El pequeño Gregorio crece bajo los cuidados solícitos de su madre, que le va infiltrando suavemente la doctrina del Evangelio, y, ya en edad de tomar estudios, frecuenta la escuela de Cesarea de Capadocia, más tarde la de Alejandría y por fin la renombrada de Atenas, donde se va a encontrar con un condiscípulo, también de extraordinaria vida y sabiduría, con quien va a iniciar una amistad, dulce y delicada, que se iba a extender por toda su vida. Era Basilio, que también había nacido en Capadocia y que, junto con su hermano San Gregorio Niseno y nuestro Santo, el Nacianceno, iban a ser como tres grandes astros de la Iglesia oriental, distinguiéndose el primero por la prudencia de su gobierno y de su acción, el segundo por la fuerza de su pensamiento y el tercero, el de la pequeña aldea de Ariance, por la maestría que había de demostrar por medio de su pluma y de su palabra.
En Atenas ambos conocen a un joven de ideas desvariadas, perteneciente a la familia del emperador y que pronto había de hacerse tristemente célebre con el nombre de Juliano el Apóstata. Ambos van juntos a las escuelas, y, como nos dice el mismo San Gregorio en la hermosísima oración fúnebre que pronunció en memoria de su amigo, a ambos les guiaba la misma ilusión de la doctrina y de la verdad; cada uno tomaba la gloria de su amigo como propia, y los dos se entregaban juntos al estudio, dejando para los demás todo aquello que sonara a fiestas, espectáculos, convites y diversiones.
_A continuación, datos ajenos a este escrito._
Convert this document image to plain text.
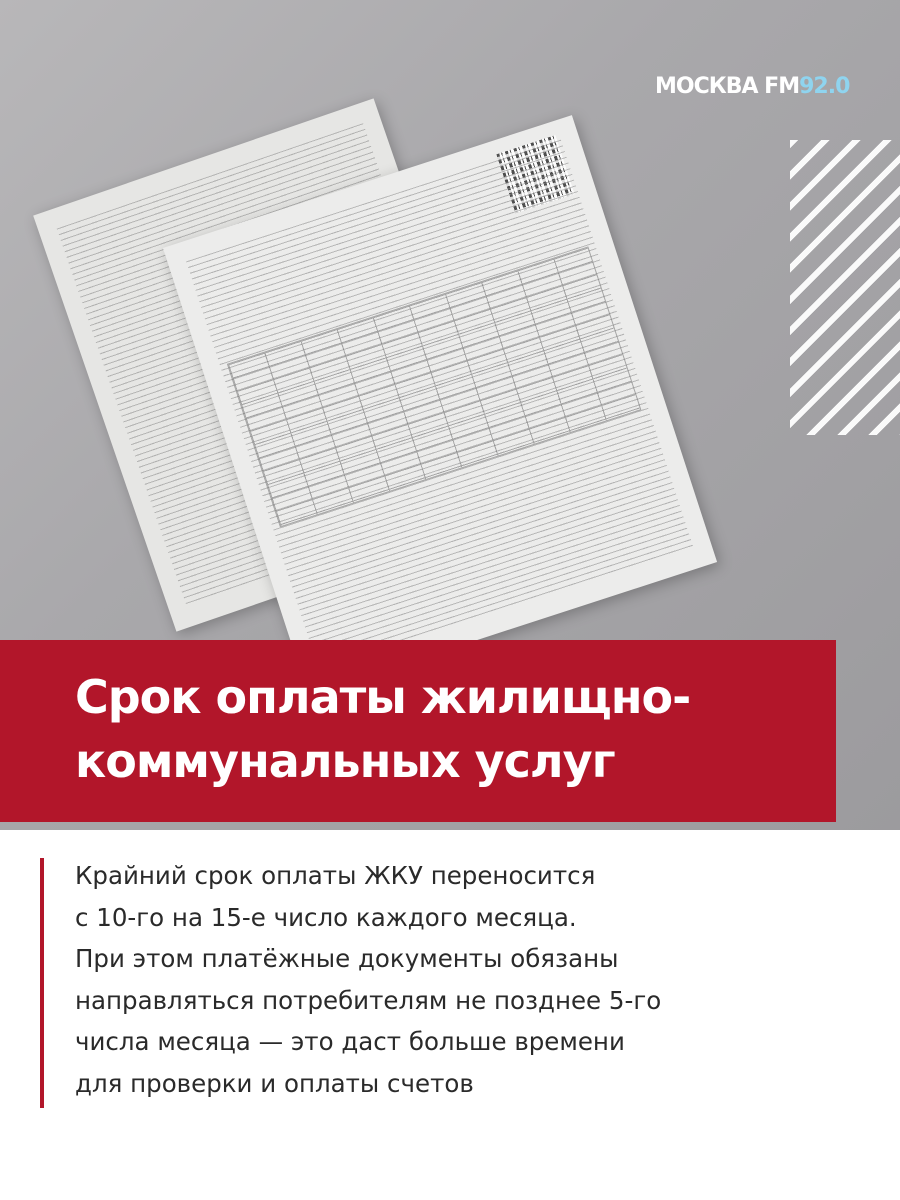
МОСКВА FM92.0
Срок оплаты жилищно-
коммунальных услуг

Крайний срок оплаты ЖКУ переносится
с 10-го на 15-е число каждого месяца.
При этом платёжные документы обязаны
направляться потребителям не позднее 5-го
числа месяца — это даст больше времени
для проверки и оплаты счетов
Unos años después de haber dejado Basilio las escuelas atenienses vuelve también Gregorio a su patria, en el 357, resuelto a dedicarse por entero a la vida de ascesis y de soledad, Siguiendo la costumbre de entonces, no había recibido todavía el bautismo, y lo hace unos años más tarde, en el 360, cuando contaba ya los treinta años de edad. Pronto se da a conocer, sin embargo, entre los fieles, que hacen fuerza en su padre para que le ordene de sacerdote, lo que consigue hacer, al fin, en el 361, aunque fuera sin grande conformidad por parte de Gregorio. Este no se creía digno para ejercitar el sublime ministerio y, dolido un poco por la violencia que con el habían usado, huye a la soledad de Iris, en el Ponto, junto a su amigo Basilio, justificándose con un escrito, la famosa Apología de la fuga, que no es otra cosa sino un canto delicado a la grandeza y sublimidad del sacerdocio cristiano.
Poco después aparece de nuevo en Nacianzo para ayudar con su ministerio a su viejo padre. Por este tiempo la herejía arriana estaba todavía muy extendida por el Oriente y no era poca la confusión que reinaba ante la incertidumbre de aceptar una u otra fórmula de las que los arrianos presentaban ante los católicos como verdaderas y ortodoxas. El obispo de Nacianzo, tal vez engañado, había suscrito la fórmula semiarriana de Rímini, originando con ello un gran disturbio entre la comunidad.
Gregorio convence, por fin, a su padre, que se retracta públicamente, con lo que de nuevo se restituye la calma. Por su parte, sigue trabajando en la diócesis, aunque más bien retirado en el estudio y la oración, pero en esto recibe la llamada de su amigo Basilio, quien se había propuesto echar mano de él para uno de los episcopados que recientemente había fundado en pequeñas villas de Capadocia. Gregorio se resiste de nuevo, pero Basilio le impone casi forzadamente las manos, haciéndole con ello obispo de Sásima. Es la única cosa —dirá después el santo varón— en que no puedo alabar ni alabaré nunca a mi amigo". ¡Tanto le costaba el desprenderse de su soledad querida, y tanto le disgustaba todo lo que pudiera saber a honores o distinciones entre los hombres!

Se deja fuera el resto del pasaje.